Was das über OKRs verrät
Der Wert lag im geteilten Fokus, den die Ziele schufen, nicht im Nachhalten. Die meisten Teams drehen das um. Sie perfektionieren das Tracking, bauen Dashboards und Ampeln, und übersehen, dass die eigentliche Arbeit die gemeinsame Ausrichtung ist.
Ein ehrlicher Zusatz, damit daraus kein falscher Schluss wird: Die Reflexion am Ende der 100 Tage war nicht optional. Dort wurde der Fortschritt überhaupt erst sichtbar und einordbar. Das Nachhalten ganz wegzulassen, ist nicht der Rat. Der Rat ist, das Gewicht zu verschieben, von der laufenden Kontrolle hin zur geteilten Ausrichtung und zur ehrlichen Rückschau.
Der Effekt, den ich nicht erwartet hatte
Etwas Zweites geschah, das mich mehr beeindruckt hat als die Zahlen. Der Rahmen und der Anspruch, der mit den Zielen kam, brachten Menschen dazu, über sich hinauszuwachsen. Sie nahmen Rollen ein, die sie freiwillig vielleicht nie genommen hätten. Ihnen wurde klar: Hier muss etwas getan werden, das mache ich, ich versuche es.
Nach den 100 Tagen haben wir genau dieses Verhalten gefeiert. Es war das erste Mal, dass ich ein Team erlebt habe, das aus sich heraus seine eigenen Mitglieder für mutige Schritte feierte. Da standen Leute auf der Bühne, die sonst nie auf einer Bühne stehen würden.
Was nicht funktioniert hat
Zwei Dinge gehören zur ehrlichen Bilanz. Erstens haben wir nicht alle Key Results erreicht, und das war in Ordnung. OKRs sollen ambitioniert sein. Die Praxis unterscheidet verbindliche von ambitionierten Zielen, wir hielten es eher ambitioniert und rechneten damit, nicht alles zu schaffen. Unterwegs zeigte sich, dass manches nicht funktioniert wie gedacht, und diese Key Results sind eben nicht passiert. Das haben wir ganz organisch akzeptiert. Genau hier trennen sich OKRs von KPIs, die du erfüllen musst.
Zweitens, und das ist die härtere Wahrheit: Es hatte keinen Einfluss auf das System drumherum.
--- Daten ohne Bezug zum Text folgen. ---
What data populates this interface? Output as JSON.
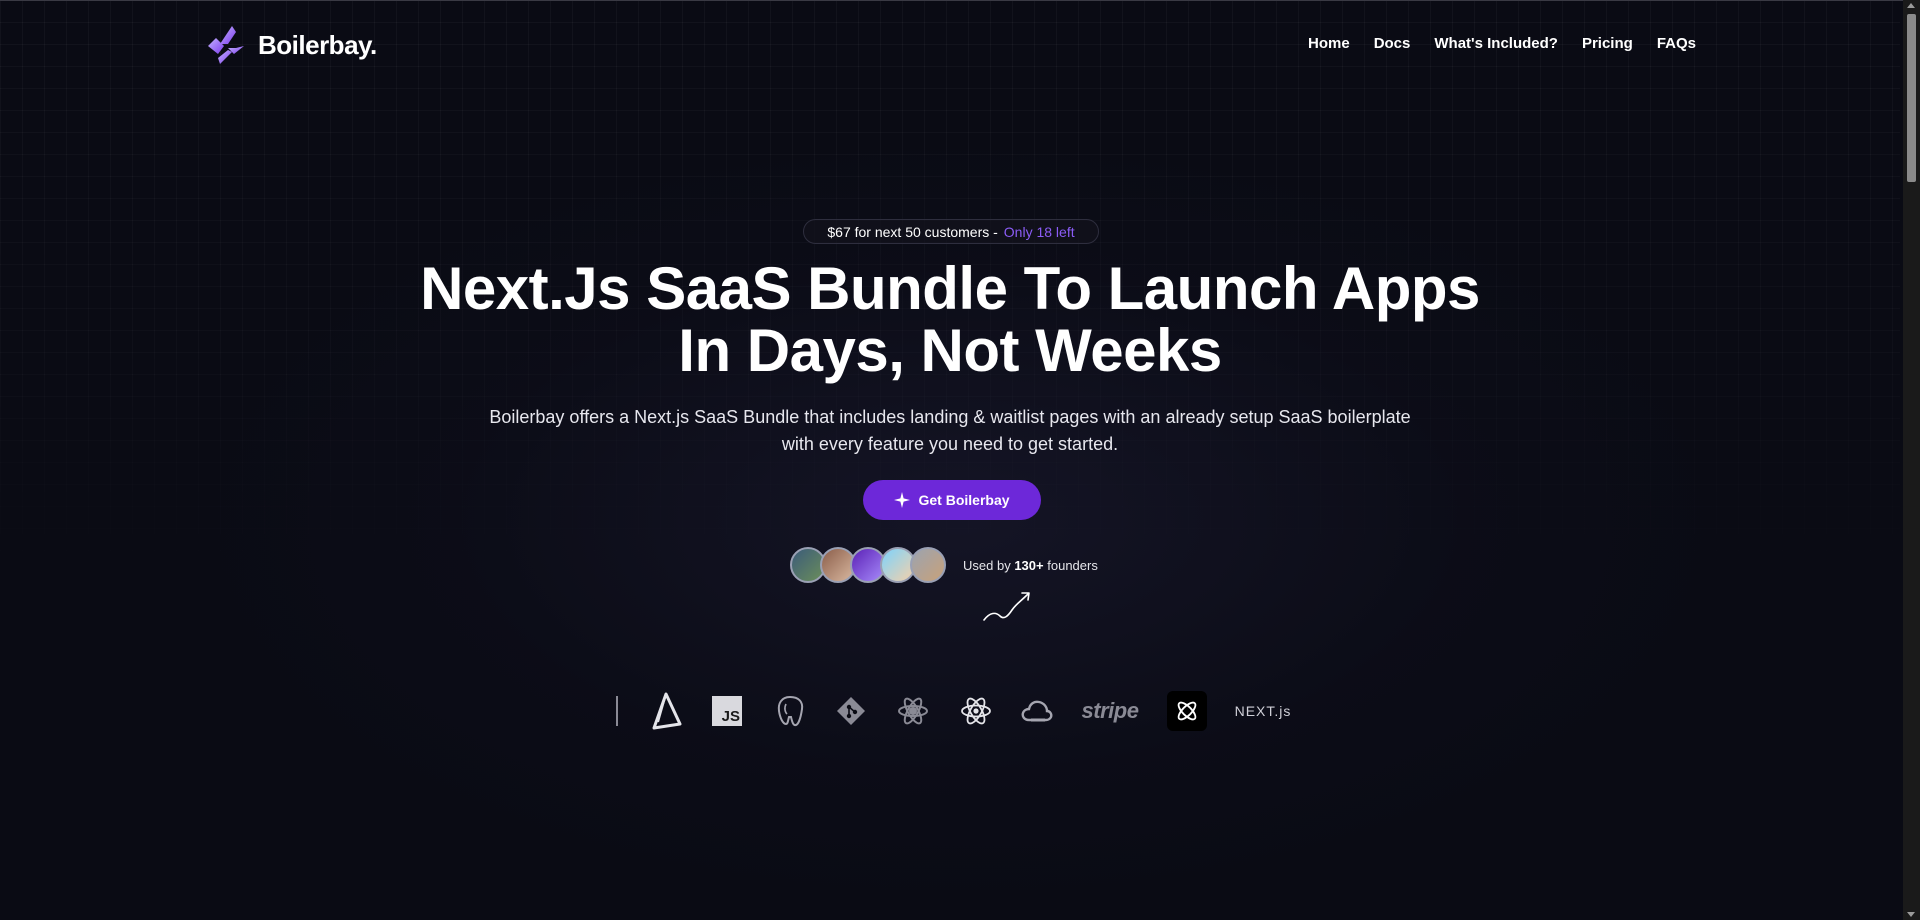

Die Jahresziele blieben, wie sie waren, und das Management darüber hatte kein echtes Interesse, sich damit auseinanderzusetzen. Es blieb eine sehr positive Erfahrung im Team und für das Team. Skaliert hat es nicht.
OKRs sind ein Fokus-Instrument
Daraus ziehe ich meine Lesart. OKRs sind für mich ein Fokus-Instrument. Ihr Wert entsteht durch das Weglassen, durch die wenigen Dinge, die zählen, wenn keine Projektpläne mehr die Richtung vorgeben. Der häufigste Fehler ist, alles hineinzuschreiben, was man ohnehin tut, und sie so zu verkleideten KPIs zu machen.
Genau hier lösen sie das Rhythmus-Problem vom Anfang. Der 100-Tage-Zyklus bricht den zerstückelnden Jahrestakt in eine Kadenz, die kurz genug für den Überblick und lang genug für Wirkung ist.
Was das Team gewinnt, und was es nicht kann
OKRs geben dir nicht mehr Kontrolle, sie geben dir Fokus. Ein Team, das ihn teilt, bewegt mehr, als du erwartest, und traut sich mehr. Das ist real und im Team wiederholbar.
Eine Grenze bleibt trotzdem. Bei uns wirkte das alles im Team und fürs Team, auf die Ebene darüber hatte es keinen Einfluss. Ein Betriebssystem im Team ersetzt keine Ausrichtung oben. Bau es für den Wert, den es im Team schafft, und wisse zugleich, dass es von allein nicht nach oben skaliert. Das ist eine andere, härtere Aufgabe.